Germany bare.
Germany, says Alice Gregory (presumably an American) writing in the NY Times, so it must be true, has a widespread, curious habit of baring all. Nudity is big, taking in 10 or 15% of the people, especially those over 50 and those in the east, the old Russian piece of Germany. We understand that nudity on many beaches all over Europe is normal and yawned at. The American journalist shows up in a bikini but ditches it as no one pays any attention, her relative youth being ignored. Her act makes her swimsuit seem "lifeless, damp, maybe even diseased."

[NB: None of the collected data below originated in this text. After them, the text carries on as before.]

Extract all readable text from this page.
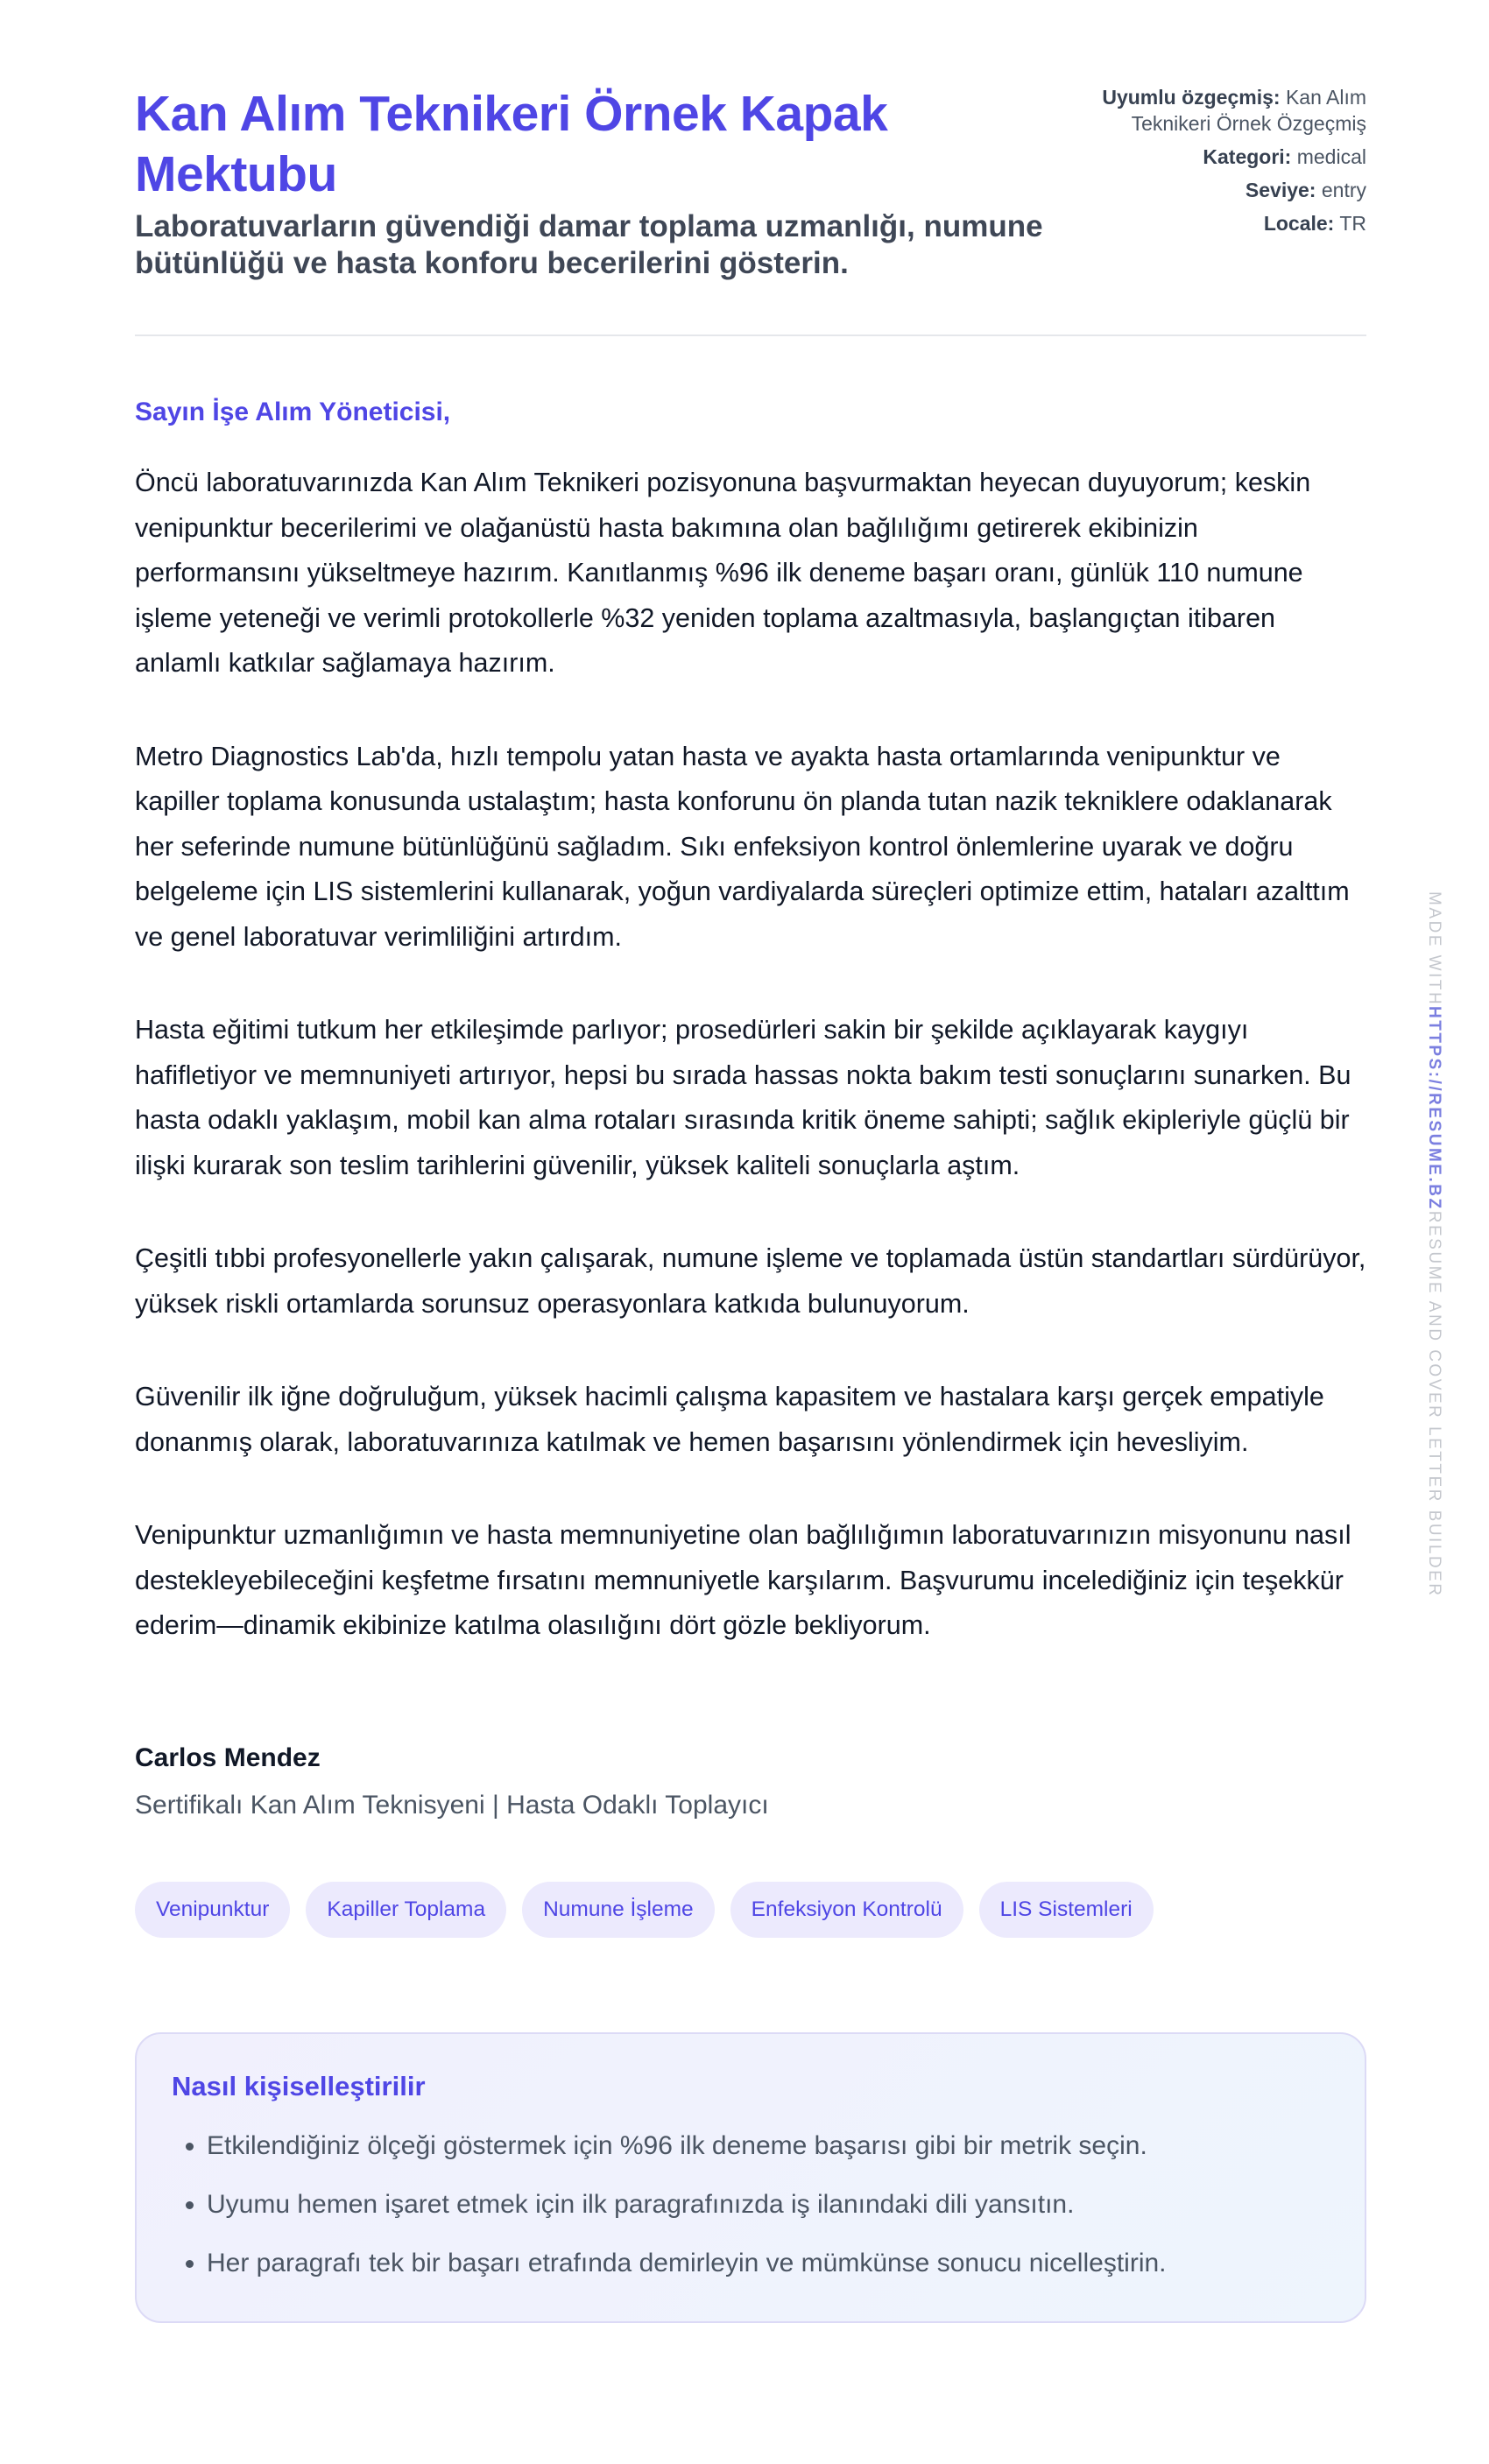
Kan Alım Teknikeri Örnek Kapak Mektubu

Laboratuvarların güvendiği damar toplama uzmanlığı, numune bütünlüğü ve hasta konforu becerilerini gösterin.

Uyumlu özgeçmiş: Kan Alım Teknikeri Örnek Özgeçmiş
Kategori: medical
Seviye: entry
Locale: TR
Sayın İşe Alım Yöneticisi,

Öncü laboratuvarınızda Kan Alım Teknikeri pozisyonuna başvurmaktan heyecan duyuyorum; keskin venipunktur becerilerimi ve olağanüstü hasta bakımına olan bağlılığımı getirerek ekibinizin performansını yükseltmeye hazırım. Kanıtlanmış %96 ilk deneme başarı oranı, günlük 110 numune işleme yeteneği ve verimli protokollerle %32 yeniden toplama azaltmasıyla, başlangıçtan itibaren anlamlı katkılar sağlamaya hazırım.

Metro Diagnostics Lab'da, hızlı tempolu yatan hasta ve ayakta hasta ortamlarında venipunktur ve kapiller toplama konusunda ustalaştım; hasta konforunu ön planda tutan nazik tekniklere odaklanarak her seferinde numune bütünlüğünü sağladım. Sıkı enfeksiyon kontrol önlemlerine uyarak ve doğru belgeleme için LIS sistemlerini kullanarak, yoğun vardiyalarda süreçleri optimize ettim, hataları azalttım ve genel laboratuvar verimliliğini artırdım.

Hasta eğitimi tutkum her etkileşimde parlıyor; prosedürleri sakin bir şekilde açıklayarak kaygıyı hafifletiyor ve memnuniyeti artırıyor, hepsi bu sırada hassas nokta bakım testi sonuçlarını sunarken. Bu hasta odaklı yaklaşım, mobil kan alma rotaları sırasında kritik öneme sahipti; sağlık ekipleriyle güçlü bir ilişki kurarak son teslim tarihlerini güvenilir, yüksek kaliteli sonuçlarla aştım.

Çeşitli tıbbi profesyonellerle yakın çalışarak, numune işleme ve toplamada üstün standartları sürdürüyor, yüksek riskli ortamlarda sorunsuz operasyonlara katkıda bulunuyorum.

Güvenilir ilk iğne doğruluğum, yüksek hacimli çalışma kapasitem ve hastalara karşı gerçek empatiyle donanmış olarak, laboratuvarınıza katılmak ve hemen başarısını yönlendirmek için hevesliyim.

Venipunktur uzmanlığımın ve hasta memnuniyetine olan bağlılığımın laboratuvarınızın misyonunu nasıl destekleyebileceğini keşfetme fırsatını memnuniyetle karşılarım. Başvurumu incelediğiniz için teşekkür ederim—dinamik ekibinize katılma olasılığını dört gözle bekliyorum.

Carlos Mendez
Sertifikalı Kan Alım Teknisyeni | Hasta Odaklı Toplayıcı
Venipunktur	Kapiller Toplama	Numune İşleme	Enfeksiyon Kontrolü	LIS Sistemleri
Nasıl kişiselleştirilir
• Etkilendiğiniz ölçeği göstermek için %96 ilk deneme başarısı gibi bir metrik seçin.
• Uyumu hemen işaret etmek için ilk paragrafınızda iş ilanındaki dili yansıtın.
• Her paragrafı tek bir başarı etrafında demirleyin ve mümkünse sonucu nicelleştirin.
MADE WITHHTTPS://RESUME.BZRESUME AND COVER LETTER BUILDER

Yet she fills two pages without a line about going bare as a way to become more comfortable with and accepting of your body. The notion that baring your body around others who do the same can help you be more comfortable with your body seems kind of self-evident to me, and maybe the best defense of an otherwise questionable practice of naturism. Being a female writer for the NYT, she seems likely to be friendly to feminism's urges to be less wound up with your physical form, and doesn't seem to have noticed Germany's hobby may help with this. ??
Bayonne covered.
Move from paunchy white nude Germans to a trim dust-and-debris-covered 28-year-old black legal assistant named Marcy Borders from Bayonne, NJ. Though she was told "no big deal, keep working," she hurried down 81 floors of the World Trade Center on Sept 11, 2001. Out on the street when one tower collapsed, she was knocked down and covered in dust. She was afraid she might die there and then, but a guy helped her up. A photographer caught her looking like a white-out--Dust Lady. Only her facial features and the darkness of her lips hint she is African-American. She went home, but perhaps the fear of it sucked half the life out of her. She never went back to work for Bank of America, like the guy who told her to keep working, though we would suspect he followed his own advice and died. Marcy wouldn't go into Manhattan, stopped talking to people. Life fell apart for her. Ten years later she started getting it back together, working for a politician. Two years ago she had stomach pain, delayed seeing a doc due to no insurance, ended up with stomach cancer. She wondered whether to blame it on the attack, since, the NY Times tells us, 4000 people who were there later got cancer. Borders left from this physical realm in 2016 at age 42. She escaped the building, but not the terror.
Alzheimer's treated?
Alzheimer's has so far been untreatable, with lots of drugs (200 in 15 years) tested that failed. Amyloid protein formation is one problem, though lots of us over 60 have amyloid and don't have dementia. Another protein called "tau" plays some role in the nerve damage, too. Dr Longo of Stanford is testing a drug called C31. C31 is said to interfere with "10 of 14" triggers that lead to disease. Meanwhile prevention? In recent years the word "exercise" has become part, perhaps the first part, of the answer to "what do I do to prevent dementia?" Wanna go for a bike ride? I did six miles yesterday. The biking held fun and neighborhood discovery and work and pain all together.
A New Age not relying on astrology.
One type of "New Age" that seems obvious and may have nothing to do with taro card reading. In 1932 Alice Bailey described a "new age" that makes sense to me (her book: From Intellect to Intuition, p. 4). "We are now one people. The heritage of any race lies open to another; the best thought of the centuries is available for all; and ancient techniques and modern methods must meet and interchange." I conclude we live in a "new age" in which virtually all the scattered pieces of humankind are in lots of contact with the other pieces. It's a New Age because it's a global era of interconnection. In theory we should be able to take from East and West, from new and old, from Jew and Gentile, land and sea, from outer space and a computer's innards (on which I'm writing this), from Mahatma Gandhi, Steven Hawking, and Sandra Day O'Connor. With all this we may well be able to brainstorm, write out, create, find inspiration to make better lives for more humans on Earth than ever before.
Bailey, says Wikipedia, was one of the first to use the term "new age" to describe our era. The above lines show, to me, that she articulates a way we are in a new age, better than others.